Tons of hugs to my Sister in Beautiful Yorkshire…
Dopey
Sky and Truth, it’s so hard to have no money or resources because it often puts you at the mercy of toxic people. I’ve had to live in low income neighorhoods most of my life, and it’s put me in contact with a lot of people who drain my resources. Not that poor people can’t also be nice, but there are a lot of toxic people in these low-income complexes. When I lived in Boulder with my ex whom I met in a Buddhist community, and also when I was in grad school in SF, I was exposed to some very fine people. I dated some, lived with some, and had many in my communities. This is how I know they exist and how I know I am one. But it does run you down to be constantly fighting with negativity in your surroundings, and it’s hard not to succumb to their drama. I’ve gotten down to zero good friends from my immediate neighborhood. I don’t have the answer to this conundrum. I just keep reaching for better things and I keep refining my vision for what I want in my life. I even dream about it at night. It’s all I know how to do. Very slowly, my life is beginning to match the dream.

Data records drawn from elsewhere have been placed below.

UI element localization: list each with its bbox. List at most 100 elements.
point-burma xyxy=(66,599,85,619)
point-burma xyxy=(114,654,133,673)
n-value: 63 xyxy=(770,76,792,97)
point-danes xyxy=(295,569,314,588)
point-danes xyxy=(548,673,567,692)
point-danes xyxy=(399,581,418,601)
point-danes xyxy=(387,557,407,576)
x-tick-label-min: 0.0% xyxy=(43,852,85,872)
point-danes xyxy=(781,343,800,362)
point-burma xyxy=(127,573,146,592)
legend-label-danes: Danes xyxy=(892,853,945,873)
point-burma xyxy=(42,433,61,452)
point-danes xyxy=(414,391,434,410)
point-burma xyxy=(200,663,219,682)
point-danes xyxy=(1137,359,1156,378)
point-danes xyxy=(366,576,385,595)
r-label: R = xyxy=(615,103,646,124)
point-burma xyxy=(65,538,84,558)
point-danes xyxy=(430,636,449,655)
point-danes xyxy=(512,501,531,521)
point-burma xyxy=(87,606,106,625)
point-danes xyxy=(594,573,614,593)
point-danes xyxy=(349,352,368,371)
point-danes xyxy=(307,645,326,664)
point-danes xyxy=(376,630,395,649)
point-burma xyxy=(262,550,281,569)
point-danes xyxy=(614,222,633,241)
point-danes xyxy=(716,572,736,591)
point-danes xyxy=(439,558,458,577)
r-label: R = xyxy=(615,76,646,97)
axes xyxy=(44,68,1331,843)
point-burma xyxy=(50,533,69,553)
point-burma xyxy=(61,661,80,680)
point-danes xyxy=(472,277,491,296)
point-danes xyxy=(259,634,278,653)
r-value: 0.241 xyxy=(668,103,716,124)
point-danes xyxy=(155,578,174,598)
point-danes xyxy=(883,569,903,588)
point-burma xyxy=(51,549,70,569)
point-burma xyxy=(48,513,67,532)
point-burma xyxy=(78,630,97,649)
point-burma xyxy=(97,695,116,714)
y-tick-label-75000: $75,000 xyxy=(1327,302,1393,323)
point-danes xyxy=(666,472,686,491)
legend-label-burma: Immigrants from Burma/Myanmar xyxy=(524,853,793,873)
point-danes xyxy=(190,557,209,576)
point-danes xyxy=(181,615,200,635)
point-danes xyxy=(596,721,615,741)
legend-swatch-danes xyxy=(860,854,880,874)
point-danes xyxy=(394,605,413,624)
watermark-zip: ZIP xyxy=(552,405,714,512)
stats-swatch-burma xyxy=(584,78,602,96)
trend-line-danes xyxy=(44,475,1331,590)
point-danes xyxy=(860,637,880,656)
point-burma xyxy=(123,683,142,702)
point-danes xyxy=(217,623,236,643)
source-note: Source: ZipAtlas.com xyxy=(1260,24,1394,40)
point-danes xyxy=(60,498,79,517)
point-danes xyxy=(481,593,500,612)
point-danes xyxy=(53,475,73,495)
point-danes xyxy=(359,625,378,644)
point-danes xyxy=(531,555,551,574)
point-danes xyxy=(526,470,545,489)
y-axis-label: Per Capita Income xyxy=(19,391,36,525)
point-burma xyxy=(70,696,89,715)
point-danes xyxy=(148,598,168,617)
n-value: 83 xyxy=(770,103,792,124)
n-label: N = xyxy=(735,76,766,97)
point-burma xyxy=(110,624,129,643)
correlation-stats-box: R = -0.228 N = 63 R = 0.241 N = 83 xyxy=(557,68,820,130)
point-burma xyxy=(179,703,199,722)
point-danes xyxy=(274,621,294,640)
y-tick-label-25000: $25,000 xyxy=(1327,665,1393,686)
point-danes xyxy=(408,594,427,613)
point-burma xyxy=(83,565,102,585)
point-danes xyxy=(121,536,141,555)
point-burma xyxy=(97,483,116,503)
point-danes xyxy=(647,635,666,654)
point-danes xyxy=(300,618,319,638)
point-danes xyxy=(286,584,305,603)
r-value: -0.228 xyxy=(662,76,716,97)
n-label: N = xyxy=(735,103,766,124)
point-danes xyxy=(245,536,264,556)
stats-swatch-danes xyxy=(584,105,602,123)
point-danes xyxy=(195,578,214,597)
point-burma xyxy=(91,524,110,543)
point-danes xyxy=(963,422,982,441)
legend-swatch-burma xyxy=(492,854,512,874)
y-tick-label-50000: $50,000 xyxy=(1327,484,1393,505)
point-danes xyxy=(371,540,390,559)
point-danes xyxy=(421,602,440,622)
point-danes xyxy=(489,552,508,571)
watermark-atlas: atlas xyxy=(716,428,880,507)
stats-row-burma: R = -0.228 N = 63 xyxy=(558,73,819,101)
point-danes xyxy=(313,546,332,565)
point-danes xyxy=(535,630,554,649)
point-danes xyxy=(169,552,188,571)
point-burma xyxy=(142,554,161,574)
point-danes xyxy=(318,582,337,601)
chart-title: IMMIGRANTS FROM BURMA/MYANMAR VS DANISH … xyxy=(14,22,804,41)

There are ways in which my life of hardship has made me what I am today – in a good way – because of the incredible will and creativity it has taken to overcome all of it. I still see the positive side of the hardships I’ve suffered. I know I can survive anywhere in the world. I can make any place – even a tiny room in a storage shed – a home if I have to. I can live with little food, bad food, horrendous climactic conditions, and people not speaking my language. I can survive all kinds of things. I have some very refined friends (I’m thinking of my doctor friend) who have lived very sheltered lives and wouldn’t know how to survive if they found themselves in some of the places I’ve been. How lucky I am to have learned these lessons, even though I had to learn them the hard way. I feel grateful, even for the hardships in my life. Without them, I wouldn’t be the person I am today. And I think I’m a pretty okay person. 🙂
Oh dear! You broke the other Piggies, lol. Ouch, how on earth did you manage that? Poor love, I’ve heard breaking a toe is rather painful. Hope they’re on the mend?
I am doing good, my friend thank you. School holidays are a blessing……lots of sleep and I’ve been watching loads of trashy tv as well as the Olympics. Love it. The Real Wives of Orange County is one of my fave tv progs from the US ….oh and Judge Judy. Haha….she is brilliant.
Oh Dupey I’m so glad to hear you’ve had some peace n quiet. Long may it reign ey!
….And A big Yorkshire smacker to you. My Sis in the good ole USofA, lol xx
Sky – you said:”She had an adult man proposition the boy for sex.” WTF??????
siiiiiiiiiiiiiiiiiiiiiiiiiiiiiiickoooooooooooooo. danger danger.